The BLS released data Thursday showing that real median full-time workers reached all-time high earnings last year: $347/week. This is cause for celebration, but realistically, it is only 3.5% higher than it was in the 1970s so it is pretty dismal in the big picture. The average American worker has gotten a raise that would not even be terribly exciting in a single year, much less spread out over 37 years!
Whereas median full-time wages rose 3.5% during this period, real mean GDP rose 78% which means that somebody’s income rose by more than 78%. Guess who that was? It was mostly people who earn above the median income, but also there was a tiny increase in the percent of the population that is working full time from about 35% to about 38%.

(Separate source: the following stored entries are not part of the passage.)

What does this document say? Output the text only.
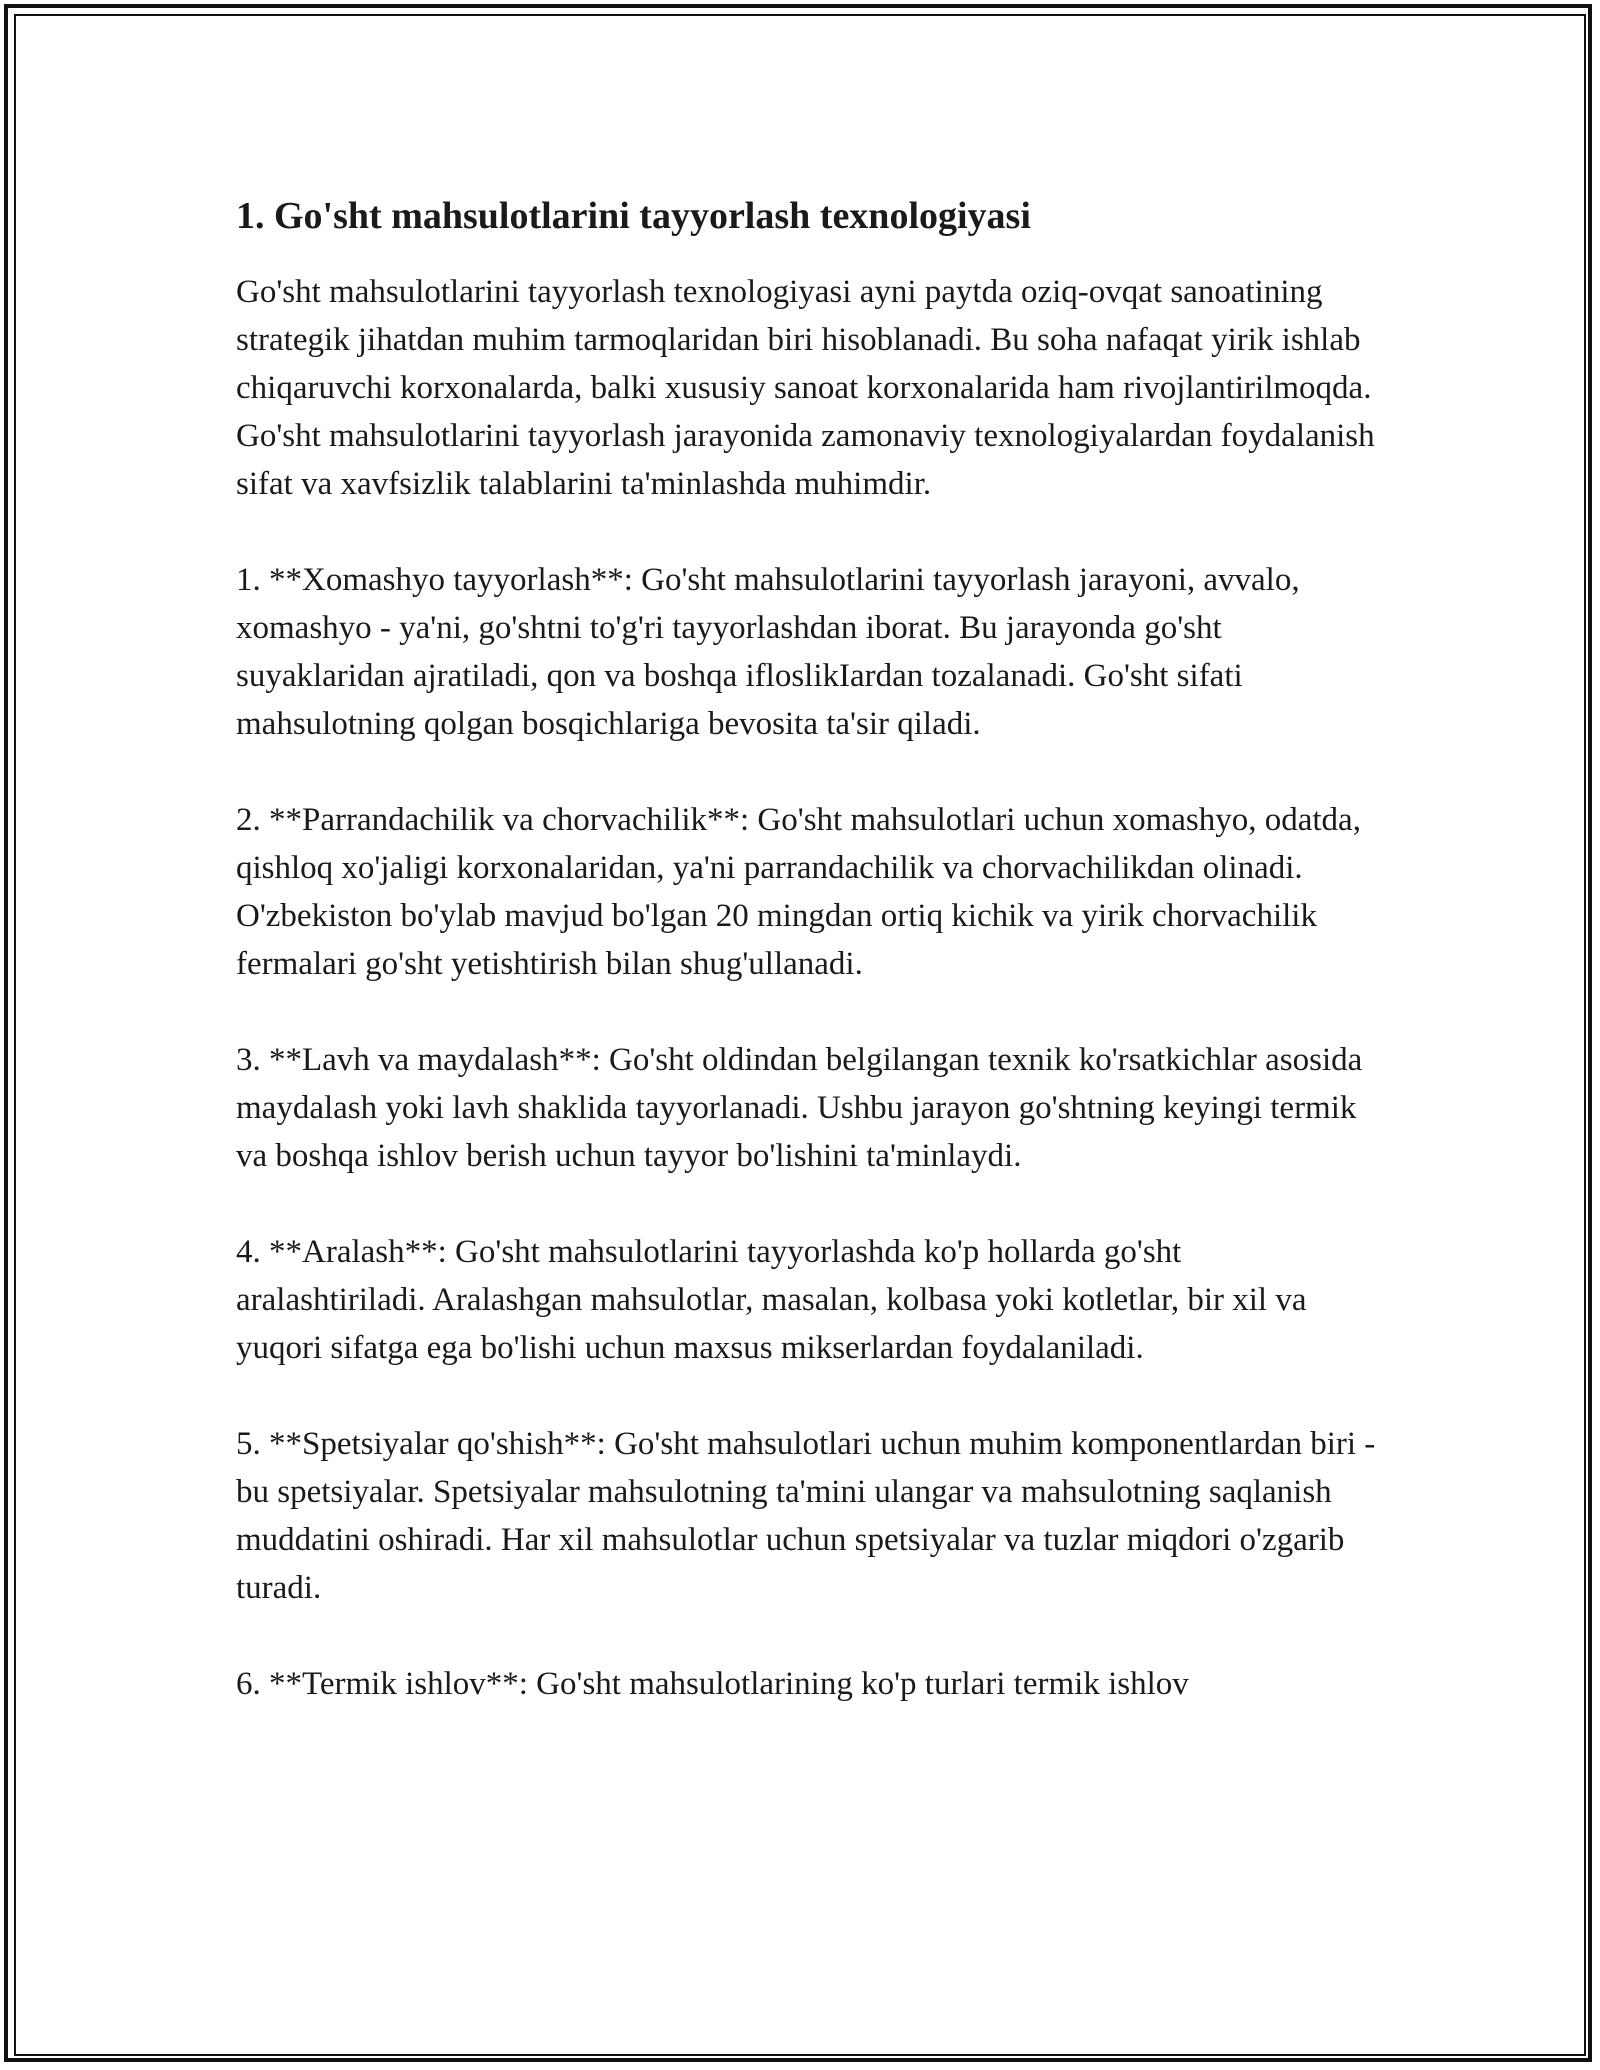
1. Go'sht mahsulotlarini tayyorlash texnologiyasi

Go'sht mahsulotlarini tayyorlash texnologiyasi ayni paytda oziq-ovqat sanoatining strategik jihatdan muhim tarmoqlaridan biri hisoblanadi. Bu soha nafaqat yirik ishlab chiqaruvchi korxonalarda, balki xususiy sanoat korxonalarida ham rivojlantirilmoqda. Go'sht mahsulotlarini tayyorlash jarayonida zamonaviy texnologiyalardan foydalanish sifat va xavfsizlik talablarini ta'minlashda muhimdir.

1. **Xomashyo tayyorlash**: Go'sht mahsulotlarini tayyorlash jarayoni, avvalo, xomashyo - ya'ni, go'shtni to'g'ri tayyorlashdan iborat. Bu jarayonda go'sht suyaklaridan ajratiladi, qon va boshqa ifloslikIardan tozalanadi. Go'sht sifati mahsulotning qolgan bosqichlariga bevosita ta'sir qiladi.

2. **Parrandachilik va chorvachilik**: Go'sht mahsulotlari uchun xomashyo, odatda, qishloq xo'jaligi korxonalaridan, ya'ni parrandachilik va chorvachilikdan olinadi. O'zbekiston bo'ylab mavjud bo'lgan 20 mingdan ortiq kichik va yirik chorvachilik fermalari go'sht yetishtirish bilan shug'ullanadi.

3. **Lavh va maydalash**: Go'sht oldindan belgilangan texnik ko'rsatkichlar asosida maydalash yoki lavh shaklida tayyorlanadi. Ushbu jarayon go'shtning keyingi termik va boshqa ishlov berish uchun tayyor bo'lishini ta'minlaydi.

4. **Aralash**: Go'sht mahsulotlarini tayyorlashda ko'p hollarda go'sht aralashtiriladi. Aralashgan mahsulotlar, masalan, kolbasa yoki kotletlar, bir xil va yuqori sifatga ega bo'lishi uchun maxsus mikserlardan foydalaniladi.

5. **Spetsiyalar qo'shish**: Go'sht mahsulotlari uchun muhim komponentlardan biri - bu spetsiyalar. Spetsiyalar mahsulotning ta'mini ulangar va mahsulotning saqlanish muddatini oshiradi. Har xil mahsulotlar uchun spetsiyalar va tuzlar miqdori o'zgarib turadi.

6. **Termik ishlov**: Go'sht mahsulotlarining ko'p turlari termik ishlov
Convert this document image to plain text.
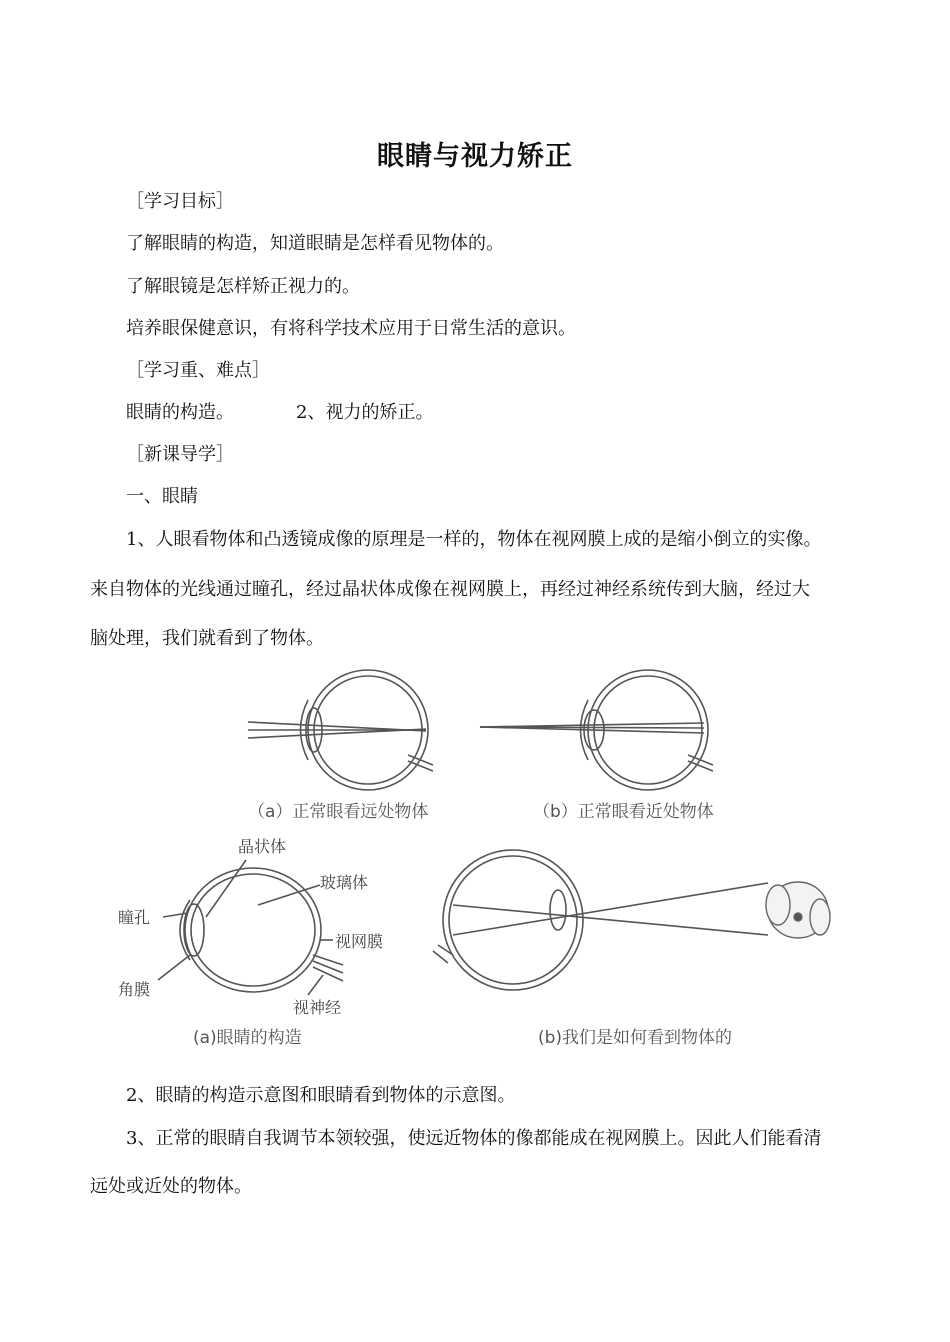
眼睛与视力矫正
［学习目标］
了解眼睛的构造，知道眼睛是怎样看见物体的。
了解眼镜是怎样矫正视力的。
培养眼保健意识，有将科学技术应用于日常生活的意识。
［学习重、难点］
眼睛的构造。	2、视力的矫正。
［新课导学］
一、眼睛
1、人眼看物体和凸透镜成像的原理是一样的，物体在视网膜上成的是缩小倒立的实像。
来自物体的光线通过瞳孔，经过晶状体成像在视网膜上，再经过神经系统传到大脑，经过大
脑处理，我们就看到了物体。
（a）正常眼看远处物体	（b）正常眼看近处物体
晶状体
玻璃体
瞳孔
视网膜
角膜
视神经
(a)眼睛的构造	(b)我们是如何看到物体的
2、眼睛的构造示意图和眼睛看到物体的示意图。
3、正常的眼睛自我调节本领较强，使远近物体的像都能成在视网膜上。因此人们能看清
远处或近处的物体。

Median earnings of full-time workers is a useful statistic, and I see no reason to question the data showing an all-time high right now, but the big problem with this data is that most Americans don’t work at all for pay and it neglects to measure anything about them. When unemployment rises, median earnings tends to rise which seems perverse. This is because wages are sticky and low-wage workers are much more likely to get laid off than high-wage workers. For example, during 2008 the median full-time earnings spiked upwards to the previous all-time high mainly because unemployment spiked to one of its all-time highs. Today we are in a completely different situation because unemployment is low, so this time the high wage really does represent a labor market that is increasing average prosperity, but you do need to think about other measures like unemployment when interpreting this graph.
Whereas workers will celebrate this rise in our average income, our corporate leadership thinks that higher wages are a bad because they don’t like rising labor costs. Most of the Fed leadership has tended to agree that it is a bad thing because they are in social circles that are closer to corporate executives than to the median American. The Fed tends to complain that this is a sign of inflation and it raises the likelihood that they will raise interest rates at their next meeting. That would tend to push wages back down and decrease hiring. Since the 1970s, the Fed has tended to raise interest rates (which increase the safe return to capital) whenever the wages of labor start rising which keeps wages from rising. Perhaps this is one reason inequality has been rising. The income of capital has risen relative to the income of labor and capital is mostly owned by the wealthy.